Waiting time distribution of solar energetic particle events modeled with a non-stationary Poisson process

We present a study of the waiting time distributions (WTDs) of solar energetic particle (SEP) events observed with the spacecraft $WIND$ and $GOES$. Both the WTDs of solar electron events (SEEs) and solar proton events (SPEs) display a power-law tail $\sim \Delta t^{-\gamma}$. The SEEs display a broken power-law WTD. The power-law index is $\gamma_{1} =$ 0.99 for the short waiting times ($<$70 hours) and $\gamma_{2} =$ 1.92 for large waiting times ($>$100 hours). The break of the WTD of SEEs is probably due to the modulation of the corotating interaction regions (CIRs).
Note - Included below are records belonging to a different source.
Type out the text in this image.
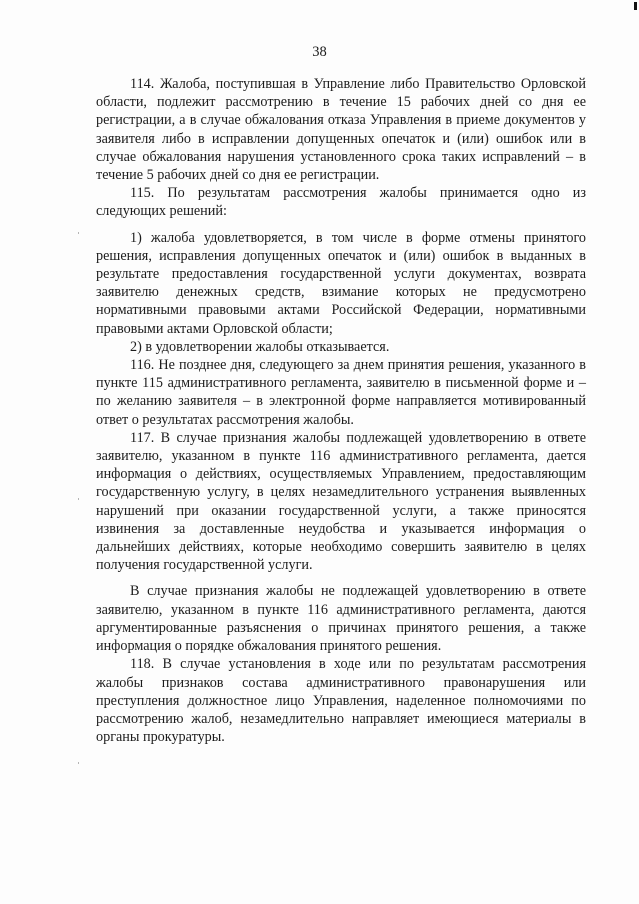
38

114. Жалоба, поступившая в Управление либо Правительство Орловской области, подлежит рассмотрению в течение 15 рабочих дней со дня ее регистрации, а в случае обжалования отказа Управления в приеме документов у заявителя либо в исправлении допущенных опечаток и (или) ошибок или в случае обжалования нарушения установленного срока таких исправлений – в течение 5 рабочих дней со дня ее регистрации.

115. По результатам рассмотрения жалобы принимается одно из следующих решений:

1) жалоба удовлетворяется, в том числе в форме отмены принятого решения, исправления допущенных опечаток и (или) ошибок в выданных в результате предоставления государственной услуги документах, возврата заявителю денежных средств, взимание которых не предусмотрено нормативными правовыми актами Российской Федерации, нормативными правовыми актами Орловской области;

2) в удовлетворении жалобы отказывается.

116. Не позднее дня, следующего за днем принятия решения, указанного в пункте 115 административного регламента, заявителю в письменной форме и – по желанию заявителя – в электронной форме направляется мотивированный ответ о результатах рассмотрения жалобы.

117. В случае признания жалобы подлежащей удовлетворению в ответе заявителю, указанном в пункте 116 административного регламента, дается информация о действиях, осуществляемых Управлением, предоставляющим государственную услугу, в целях незамедлительного устранения выявленных нарушений при оказании государственной услуги, а также приносятся извинения за доставленные неудобства и указывается информация о дальнейших действиях, которые необходимо совершить заявителю в целях получения государственной услуги.

В случае признания жалобы не подлежащей удовлетворению в ответе заявителю, указанном в пункте 116 административного регламента, даются аргументированные разъяснения о причинах принятого решения, а также информация о порядке обжалования принятого решения.

118. В случае установления в ходе или по результатам рассмотрения жалобы признаков состава административного правонарушения или преступления должностное лицо Управления, наделенное полномочиями по рассмотрению жалоб, незамедлительно направляет имеющиеся материалы в органы прокуратуры.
The power-law index $\gamma \sim$ 1.82 is derived for the WTD of SPEs that is consistent with the WTD of type II radio bursts, indicating a close relationship between the shock wave and the production of energetic protons. The WTDs of SEP events can be modeled with a non-stationary Poisson process which was proposed to understand the waiting time statistics of solar flares (Wheatland 2000; Aschwanden $\&$ McTiernan 2010). We generalize the method and find that, if the SEP event rate $\lambda = 1/\Delta t$ varies as the time distribution of event rate $f(\lambda) = A \lambda^{-\alpha}exp(-\beta \lambda)$, the time-dependent Poisson distribution can produce a power-law tail WTD $\sim \Delta t^{\alpha - 3}$, where $0 \leq \alpha < 2$.